Ours is a friendly neighborhood, and unfortunately, just before the pandemic started, another neighbor invited this woman to join our weekly coffee group, which made it hard to avoid her. Luckily, the coffee group doesn’t get together now that it’s winter and the omicron variant makes indoor meetings risky. Regardless of that, the new neighbor has all our phone numbers. She’s very lonely, so she spends way too much time on her phone. Last year, she often called me to chat, or gossip, or complain about something. It was so tiresome, I could no longer find the energy to answer her calls, so I started ignoring her calls.

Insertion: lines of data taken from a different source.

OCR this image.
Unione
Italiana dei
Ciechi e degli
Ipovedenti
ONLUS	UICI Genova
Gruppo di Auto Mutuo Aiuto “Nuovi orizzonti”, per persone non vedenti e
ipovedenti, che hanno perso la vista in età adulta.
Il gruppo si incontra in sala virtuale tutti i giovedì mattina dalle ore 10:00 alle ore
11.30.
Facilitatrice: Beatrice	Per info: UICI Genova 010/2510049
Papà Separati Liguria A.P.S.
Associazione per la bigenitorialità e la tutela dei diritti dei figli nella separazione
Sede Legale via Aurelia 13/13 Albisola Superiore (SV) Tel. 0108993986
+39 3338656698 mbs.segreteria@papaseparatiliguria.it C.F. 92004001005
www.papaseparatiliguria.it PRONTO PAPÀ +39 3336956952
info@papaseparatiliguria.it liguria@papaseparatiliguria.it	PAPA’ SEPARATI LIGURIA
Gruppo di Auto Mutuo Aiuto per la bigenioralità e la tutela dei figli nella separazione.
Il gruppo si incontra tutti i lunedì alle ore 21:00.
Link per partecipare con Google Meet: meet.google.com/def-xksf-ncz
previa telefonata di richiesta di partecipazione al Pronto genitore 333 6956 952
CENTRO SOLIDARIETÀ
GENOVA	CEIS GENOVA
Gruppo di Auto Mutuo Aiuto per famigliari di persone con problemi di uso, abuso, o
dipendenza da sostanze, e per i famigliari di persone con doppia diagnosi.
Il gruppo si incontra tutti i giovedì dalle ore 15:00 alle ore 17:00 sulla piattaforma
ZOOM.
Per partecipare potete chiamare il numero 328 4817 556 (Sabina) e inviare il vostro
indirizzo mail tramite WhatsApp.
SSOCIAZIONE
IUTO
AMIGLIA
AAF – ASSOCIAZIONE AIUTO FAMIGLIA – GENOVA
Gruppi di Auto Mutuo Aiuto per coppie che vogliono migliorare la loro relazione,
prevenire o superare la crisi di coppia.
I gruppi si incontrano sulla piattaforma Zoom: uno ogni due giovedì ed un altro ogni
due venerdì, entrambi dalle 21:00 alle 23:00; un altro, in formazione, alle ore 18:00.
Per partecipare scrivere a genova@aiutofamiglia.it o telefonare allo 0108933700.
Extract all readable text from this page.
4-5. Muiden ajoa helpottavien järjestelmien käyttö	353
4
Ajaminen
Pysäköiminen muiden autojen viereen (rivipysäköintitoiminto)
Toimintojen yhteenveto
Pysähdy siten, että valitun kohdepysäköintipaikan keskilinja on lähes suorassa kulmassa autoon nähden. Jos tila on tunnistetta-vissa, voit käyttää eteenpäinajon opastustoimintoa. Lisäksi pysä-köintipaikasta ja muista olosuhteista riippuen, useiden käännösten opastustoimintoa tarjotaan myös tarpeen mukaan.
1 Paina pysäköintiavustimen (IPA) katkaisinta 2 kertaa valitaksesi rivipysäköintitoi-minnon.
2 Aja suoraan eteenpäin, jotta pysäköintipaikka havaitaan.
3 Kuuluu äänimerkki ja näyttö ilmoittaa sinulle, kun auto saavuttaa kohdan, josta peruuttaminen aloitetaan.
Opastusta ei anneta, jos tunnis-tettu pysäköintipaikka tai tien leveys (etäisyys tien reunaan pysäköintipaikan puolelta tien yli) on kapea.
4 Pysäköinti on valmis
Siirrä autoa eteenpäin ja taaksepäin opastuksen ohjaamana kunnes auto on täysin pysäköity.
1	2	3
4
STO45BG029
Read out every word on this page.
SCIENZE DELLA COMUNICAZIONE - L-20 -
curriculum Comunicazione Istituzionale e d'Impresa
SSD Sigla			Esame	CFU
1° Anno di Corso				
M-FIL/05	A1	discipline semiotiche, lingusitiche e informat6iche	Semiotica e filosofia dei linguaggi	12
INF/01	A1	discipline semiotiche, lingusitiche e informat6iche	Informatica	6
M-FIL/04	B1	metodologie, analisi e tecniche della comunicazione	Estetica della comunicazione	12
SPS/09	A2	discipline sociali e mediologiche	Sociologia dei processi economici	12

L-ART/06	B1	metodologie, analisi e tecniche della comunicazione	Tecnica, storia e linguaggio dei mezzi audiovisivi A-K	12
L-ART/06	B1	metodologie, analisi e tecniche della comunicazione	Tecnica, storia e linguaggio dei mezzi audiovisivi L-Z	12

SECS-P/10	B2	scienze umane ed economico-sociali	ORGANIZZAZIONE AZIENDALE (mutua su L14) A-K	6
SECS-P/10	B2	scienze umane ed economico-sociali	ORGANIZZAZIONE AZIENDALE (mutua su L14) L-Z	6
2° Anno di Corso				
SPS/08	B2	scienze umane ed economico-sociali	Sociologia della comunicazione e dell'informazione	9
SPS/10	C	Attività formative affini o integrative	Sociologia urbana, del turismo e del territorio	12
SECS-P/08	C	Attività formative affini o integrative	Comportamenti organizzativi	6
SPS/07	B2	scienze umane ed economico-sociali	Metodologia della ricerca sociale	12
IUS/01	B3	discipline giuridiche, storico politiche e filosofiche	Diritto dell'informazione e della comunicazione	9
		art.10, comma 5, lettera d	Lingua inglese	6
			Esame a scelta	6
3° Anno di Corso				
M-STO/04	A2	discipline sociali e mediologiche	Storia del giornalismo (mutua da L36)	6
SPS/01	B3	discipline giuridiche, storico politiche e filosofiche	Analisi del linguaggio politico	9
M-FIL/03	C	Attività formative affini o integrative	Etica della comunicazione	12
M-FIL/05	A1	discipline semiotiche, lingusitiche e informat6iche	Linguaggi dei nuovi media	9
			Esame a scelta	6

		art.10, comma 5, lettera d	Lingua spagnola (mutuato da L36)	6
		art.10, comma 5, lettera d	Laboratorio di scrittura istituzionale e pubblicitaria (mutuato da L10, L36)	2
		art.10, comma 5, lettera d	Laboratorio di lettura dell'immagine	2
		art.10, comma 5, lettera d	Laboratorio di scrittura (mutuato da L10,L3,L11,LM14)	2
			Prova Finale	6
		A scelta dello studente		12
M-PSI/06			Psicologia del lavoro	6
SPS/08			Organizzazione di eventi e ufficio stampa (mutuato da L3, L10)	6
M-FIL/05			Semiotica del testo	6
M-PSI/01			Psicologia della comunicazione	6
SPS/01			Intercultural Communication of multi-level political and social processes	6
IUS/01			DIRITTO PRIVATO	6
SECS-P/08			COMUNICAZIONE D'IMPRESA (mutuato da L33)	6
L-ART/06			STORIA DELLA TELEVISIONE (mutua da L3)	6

She tried to come to my house and visit, but since she’s not vaccinated, I told her honestly that I was not allowing unvaccinated people into my home since I often visit elderly friends and relatives, and can’t afford to be careless about virus exposure. This neighbor was persistent but I didn’t give in and she finally backed off. I’m truly relieved to say I don’t hear from her now, and she has, as Dr. Irene noted in her response, attached herself to other women in the neighborhood who can tolerate her.
So unpleasant to have to deal with but it sounds like you’ve handled this well.